World Cancer Day

February 04, 2026


Cancer is a silent disease.


It doesn’t always make noise when it arrives. Sometimes it settles in slowly, other times it invades suddenly.


But it almost always changes everything — even when no one knows yet.


World Cancer Day doesn’t ask me for speeches or statistics. It asks for presence. It asks for memory. It asks for truth.

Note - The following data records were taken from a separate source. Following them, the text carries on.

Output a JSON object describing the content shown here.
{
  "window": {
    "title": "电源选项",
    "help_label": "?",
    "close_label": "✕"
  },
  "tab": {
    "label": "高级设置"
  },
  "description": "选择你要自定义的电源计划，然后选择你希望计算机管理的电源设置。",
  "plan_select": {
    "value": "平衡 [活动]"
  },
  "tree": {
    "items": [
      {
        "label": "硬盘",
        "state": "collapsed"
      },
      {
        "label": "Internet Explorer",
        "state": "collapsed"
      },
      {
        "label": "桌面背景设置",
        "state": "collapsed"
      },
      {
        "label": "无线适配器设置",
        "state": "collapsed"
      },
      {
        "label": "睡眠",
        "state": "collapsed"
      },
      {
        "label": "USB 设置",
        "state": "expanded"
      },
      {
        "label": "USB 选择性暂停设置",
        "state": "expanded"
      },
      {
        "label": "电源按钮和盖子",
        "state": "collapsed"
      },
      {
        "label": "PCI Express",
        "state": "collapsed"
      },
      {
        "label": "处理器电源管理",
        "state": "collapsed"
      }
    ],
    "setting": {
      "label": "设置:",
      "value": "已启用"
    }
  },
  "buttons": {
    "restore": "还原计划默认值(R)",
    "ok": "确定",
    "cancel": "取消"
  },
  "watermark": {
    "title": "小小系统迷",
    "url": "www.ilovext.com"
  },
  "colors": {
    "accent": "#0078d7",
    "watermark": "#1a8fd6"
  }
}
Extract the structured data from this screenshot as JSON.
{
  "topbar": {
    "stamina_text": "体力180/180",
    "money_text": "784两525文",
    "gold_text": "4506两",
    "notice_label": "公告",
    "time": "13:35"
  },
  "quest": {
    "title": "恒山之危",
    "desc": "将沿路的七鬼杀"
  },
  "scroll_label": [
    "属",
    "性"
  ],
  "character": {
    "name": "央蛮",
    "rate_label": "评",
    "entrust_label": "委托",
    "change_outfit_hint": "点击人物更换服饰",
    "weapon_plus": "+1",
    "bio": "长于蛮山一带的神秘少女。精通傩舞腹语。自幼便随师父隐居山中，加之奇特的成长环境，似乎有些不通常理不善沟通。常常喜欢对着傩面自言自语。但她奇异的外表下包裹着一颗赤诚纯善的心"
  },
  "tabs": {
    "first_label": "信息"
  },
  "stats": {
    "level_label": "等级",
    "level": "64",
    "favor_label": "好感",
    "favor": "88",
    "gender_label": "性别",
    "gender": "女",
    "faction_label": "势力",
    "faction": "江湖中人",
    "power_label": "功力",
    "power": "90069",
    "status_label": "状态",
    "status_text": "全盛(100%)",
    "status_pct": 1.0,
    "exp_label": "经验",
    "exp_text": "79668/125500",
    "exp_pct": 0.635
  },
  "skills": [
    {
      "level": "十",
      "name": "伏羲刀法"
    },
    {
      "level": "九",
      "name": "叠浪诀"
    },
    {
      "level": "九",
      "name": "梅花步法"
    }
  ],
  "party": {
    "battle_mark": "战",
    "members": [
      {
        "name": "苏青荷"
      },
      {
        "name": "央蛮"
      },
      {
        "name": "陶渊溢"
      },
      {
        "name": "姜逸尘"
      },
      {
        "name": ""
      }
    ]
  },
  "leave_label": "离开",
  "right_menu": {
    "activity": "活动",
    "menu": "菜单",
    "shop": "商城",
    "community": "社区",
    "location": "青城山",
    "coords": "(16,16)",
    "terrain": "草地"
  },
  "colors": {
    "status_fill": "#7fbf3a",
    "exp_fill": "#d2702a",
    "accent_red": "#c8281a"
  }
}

There is a sense of astonishment that never leaves me: no one should have to live through this alone.


And yet, so many do.


One lives alone in the corridors, in the difficult decisions, in the long nights, in the questions that have no answers.


One lives alone because others don’t know what to say. Because they are afraid. Because silence feels safer than the wrong words.


But silence also makes us ill.


More Than a Disease of the Body

Today I know that cancer is not just a disease of the body.


It is an experience that passes through everything: time, home, relationships, the way we look at the future.


It is a disease that asks for more than treatments — it asks for real companionship.


Someone who stays. Without haste. Without formulas. Without running away.


A Human Commitment

This day reminds me of that.


Not as an institutional message, but as a human commitment: to be there.


To be there when there is no solution.


To be there when there is fear.


To be there when we don’t know what comes next.


Presence Also Saves

Perhaps prevention saves lives.


Perhaps early diagnosis makes a difference.


But I am certain of one thing: no one should have to go through cancer — or what it brings — alone.


Today I write for that.


For presence. For care. For humanity.